Minimum Wage Is A Cruel Policy For Poor People

Speakers
Don Boudreaux,

Release Date
November 7, 2016

Topic

Poverty & Inequality
Description

The minimum wage is often cast as a humanitarian cause… but it’s not: it harms the very people its supporters are fighting for. Professor Don Boudreaux explains the original reason the minimum wage was established, and its impact then and now.
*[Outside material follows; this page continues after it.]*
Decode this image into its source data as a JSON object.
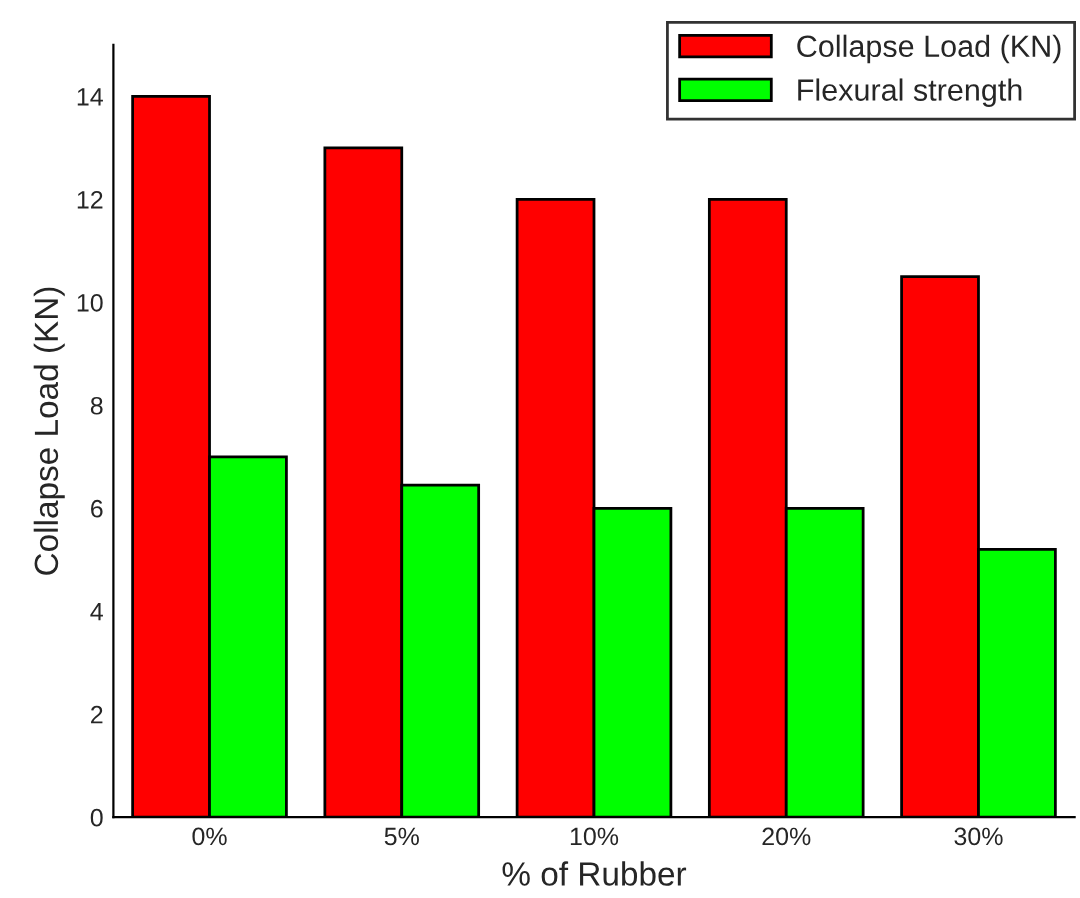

Does the Minimum Wage Hurt Workers? (video): Antony Davies describes the harmful effects of the minimum wage on workers
Economics: Is Raising Minimum Wage A Bad Idea? (video): Don Boudreaux explains the harmful effects of the minimum wage

The minimum wage is really, really a vicious, horrible, cruel policy for poor people. What makes it even worse is that it is camouflaged as this great humanitarian policy. It’s not. Let me say just a quick word about the history of the minimum wage. No one doubts this, I mean everyone who’s studied this agrees with this, the minimum wage was first passed in the United States in 1938 not as a means of raising the wages of low skilled workers. Its purpose was to price out of jobs low skilled workers.
The minimum wage was lobbied for by owners of north eastern textile mills, mostly in Massachusetts and the labor unions there who did not like the competition they were getting from the upstart textile mills in the American south, in the Carolinas and in Georgia. They realized that the advantage that those southern textile mills had was that they had access to a lot of low wage workers. These people in the south, their next best alternative was share cropping in many cases. They were working at really low wages, and so the mills in the north east, they had this bright idea, they said “Wow, you can’t just outlaw the southern textile mills. I know how to get rid of them. Let’s pass a national minimum wage.”
By doing so the intent was to make the operation of those southern textile mills too costly. That was the intent, and although the ethics of that enterprise was abominable at least they had their economics right. They understood that if you raise the minimum wage that’s going to price out of jobs low skill workers and it’s going to help, it’s going to give disproportionate unearned benefits to higher skilled workers. In an economy that is as large as our, and has a work force of over 150 million people, it’s a 17 trillion dollar annual economy. It’s very dynamic, you have changes going on all the time in the labor force, in the output markets and the input markets.
It’s almost impossible for people who are denied jobs because of the minimum wage or who lose jobs because of it to know that that’s why they lost their jobs. It’s very easy for those who see a raise that they get when the minimum wage is enacted to understand that’s why they got a raise. So this is another case where what is visible is very obvious and very politically salient, and the harm is very invisible and hence it becomes a political non-factor.